マルグリット妃は華奢な体に淡い緑のドレスをまとい、赤髪を緩く編んでまとめている。その姿は、まるで儚い花のようだった。
夢で見た記憶よりも、ずっと……弱々しく見えてしまう。
だけれど彼女は、ティーカップを手にしながら、ゆったりと微笑んでいた。
向かいに座るローラント兄様は、揃いの赤髪で騎士の制服をきちんと着こなし、ときおり妃を気遣うように視線を向けている。
母親を心から大切にしていることが、少し離れているこちらにも伝わってくる。
「お茶会の最中のようですね。邪魔にならないように戻りましょう──」
「ヨシ! こっそり見ていきましょう」
「は?」
聞き返すキース様の声に、返事をする間も惜しくて、そっと袖を引いた。
「リリーベル様」
「しっ、静かに」
夢で見た通りなら、ここで何か手がかりがあるかもしれない。
わたしはとっさに身を引き、キース様の袖をさらに軽く引いた。四阿にこっそりと隠れて、庭園の木陰でお茶会をする二人を見つめる。
(本当に、夢で見たとおりだ)
こっそりと物陰に身を潜めながら、わたしはその光景をじっと見つめる。
「……母上は、最近体調が優れないと伺いましたが」
「ええ、少しだけね。でも、こうしてローラントとお茶をしていると、とても落ち着くわ」
風に乗って、ふたりの声が届く。穏やかで優しいひとときだ。
とてもあたたかな光景なのに、どうしてこんなにも不安を感じてしまうのだろう。
マグリット様の声音は穏やかで優雅だったが、その顔色は少し青白かった。
卓上のクッキーをふたりで摘み、それから談笑している。
(夢で見たリリーベルは、彼女の体調についてなにか考察していなかったかな)
わたしは、夢の記憶をたどるように思い返す。
何と言っていたっけ。
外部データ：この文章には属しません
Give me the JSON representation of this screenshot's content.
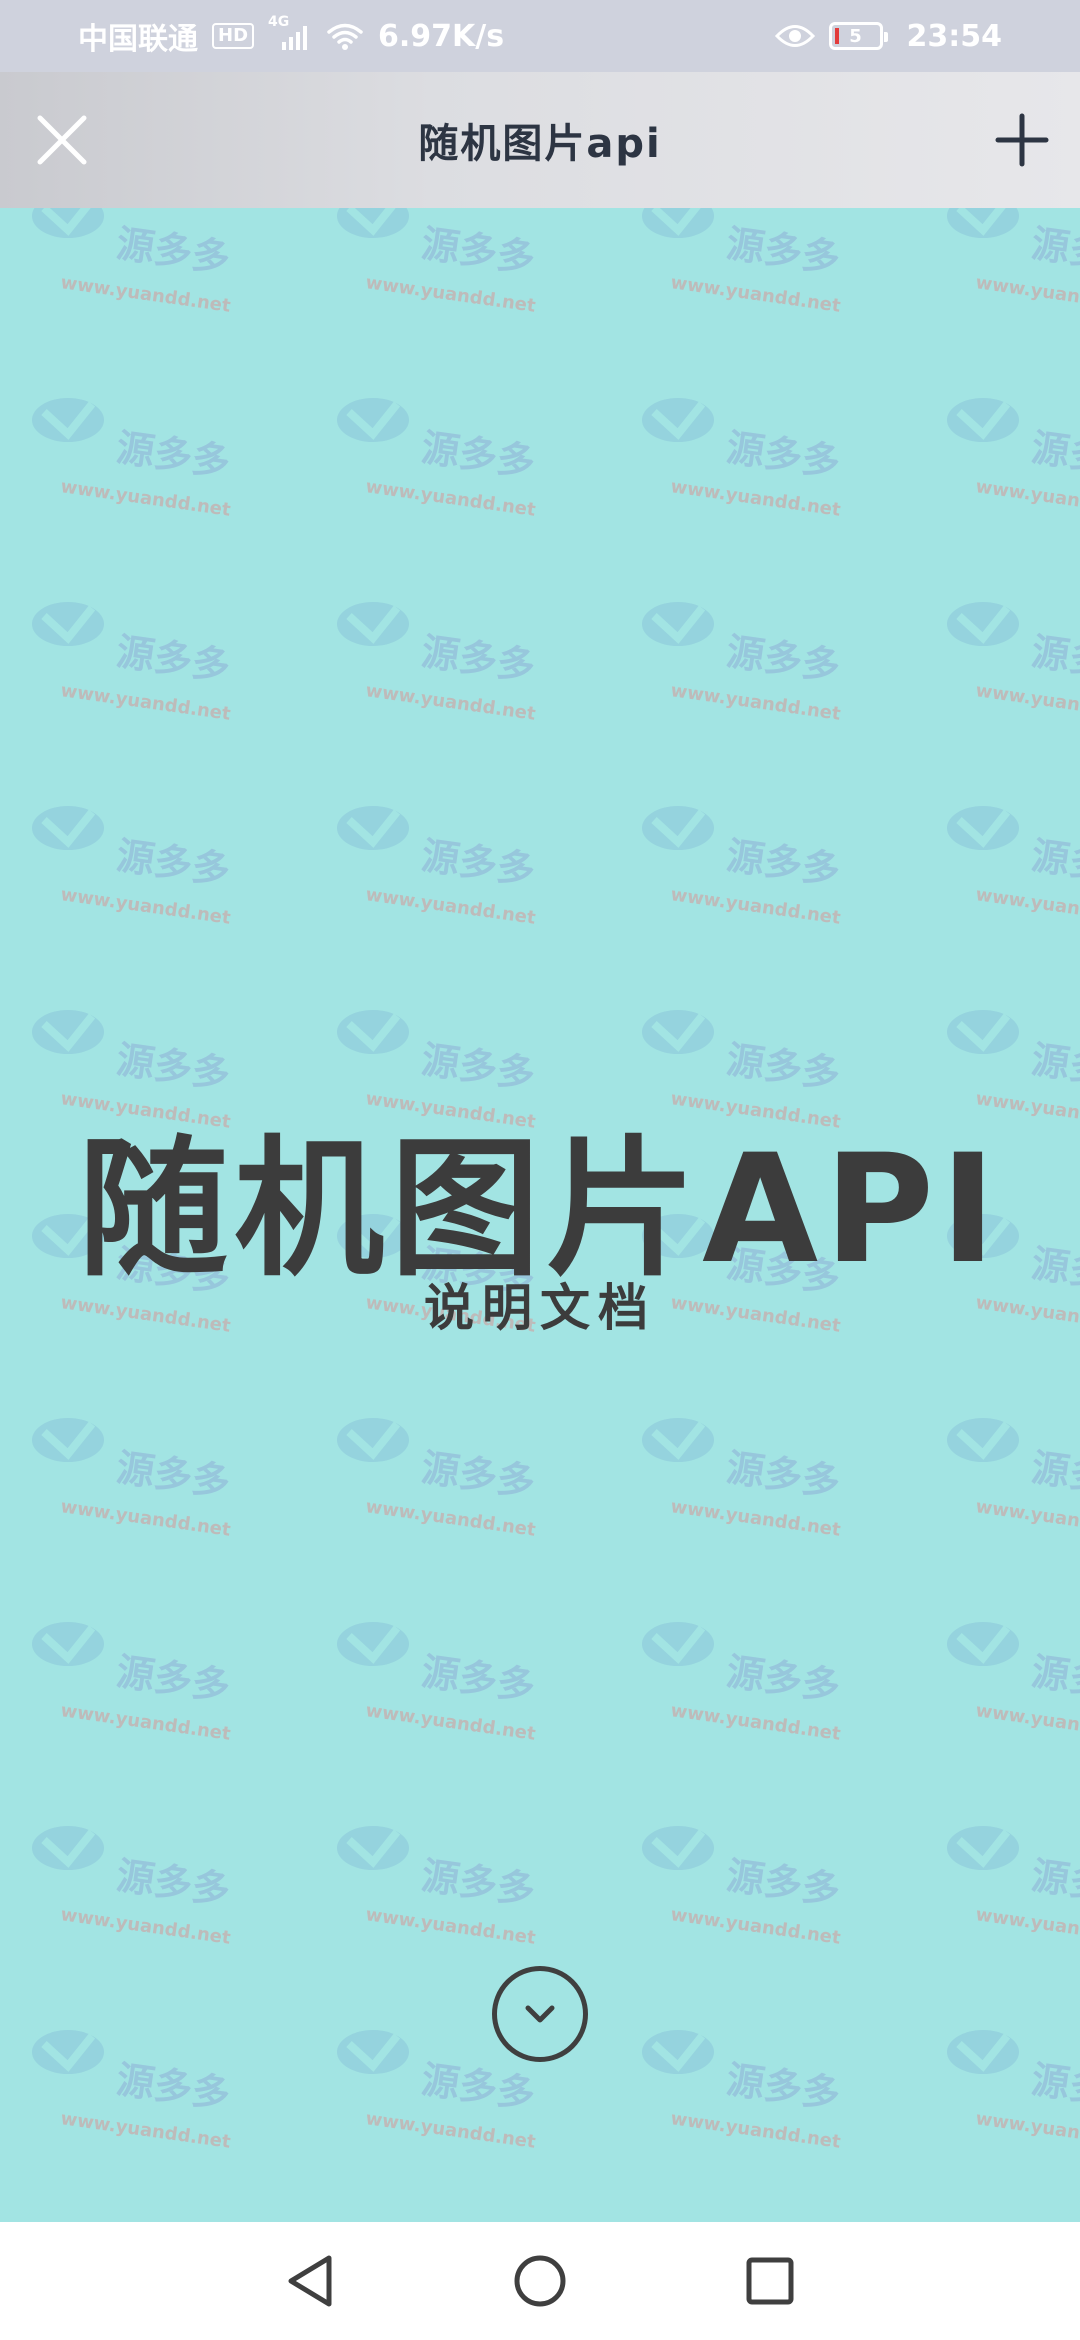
{
  "status_bar": {
    "carrier": "中国联通",
    "hd": "HD",
    "network": "4G",
    "speed": "6.97K/s",
    "battery": "5",
    "time": "23:54",
    "icons": [
      "signal-icon",
      "wifi-icon",
      "eye-icon",
      "battery-icon"
    ]
  },
  "title_bar": {
    "title": "随机图片api",
    "left_icon": "close-icon",
    "right_icon": "plus-icon"
  },
  "hero": {
    "title": "随机图片API",
    "subtitle": "说明文档",
    "background_color": "#a2e4e3",
    "scroll_icon": "chevron-down-icon"
  },
  "watermark": {
    "brand": "源多多",
    "url": "www.yuandd.net"
  },
  "nav_bar": {
    "icons": [
      "back-icon",
      "home-icon",
      "recents-icon"
    ]
  }
}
ええと、食べ物がどうとか……。
マルグリット妃が亡くなっていた小説の展開。
それが真実であるという証拠はない。でも、何かを知っているような夢の中の自分と、いま目の前にいる二人の姿とが、ぴたりと繋がってしまったような気がして胸が苦しい。
「リリーベル様、我々はいつまでこうしているんでしょうか」
「ひえっ」
キース様の低く、少しだけ戸惑ったような声が耳元に落ちてきて、わたしは思わず彼の顔を見上げた。
すごく近かった。愚かにも。
目を見開いて自分の手元を見ると、がっつりキース様の袖を掴んでいるどころか、完全に体をくっつけていた。しかも、しがみつくように。
「すすすすいません、隠れるのに夢中で……!」
なんとかひそひそ声でそう言って、わたしはそっと離れる。
キース様が静かに瞬きをする。無表情のままだというのに、どこか微妙に唇が引きつっているように見えたのは、気のせいだろうか。
「邪な気持ちは一切ございません! でもよい香りがしました、ありがとうございます!」
わたしは何を言っているのか。
慌てすぎて会話の方向がおかしなことになってきた。
顔から火が出そうな勢いで頭を下げていると、キース様の金色の瞳がふいに細められている。これは、苦笑というやつですね。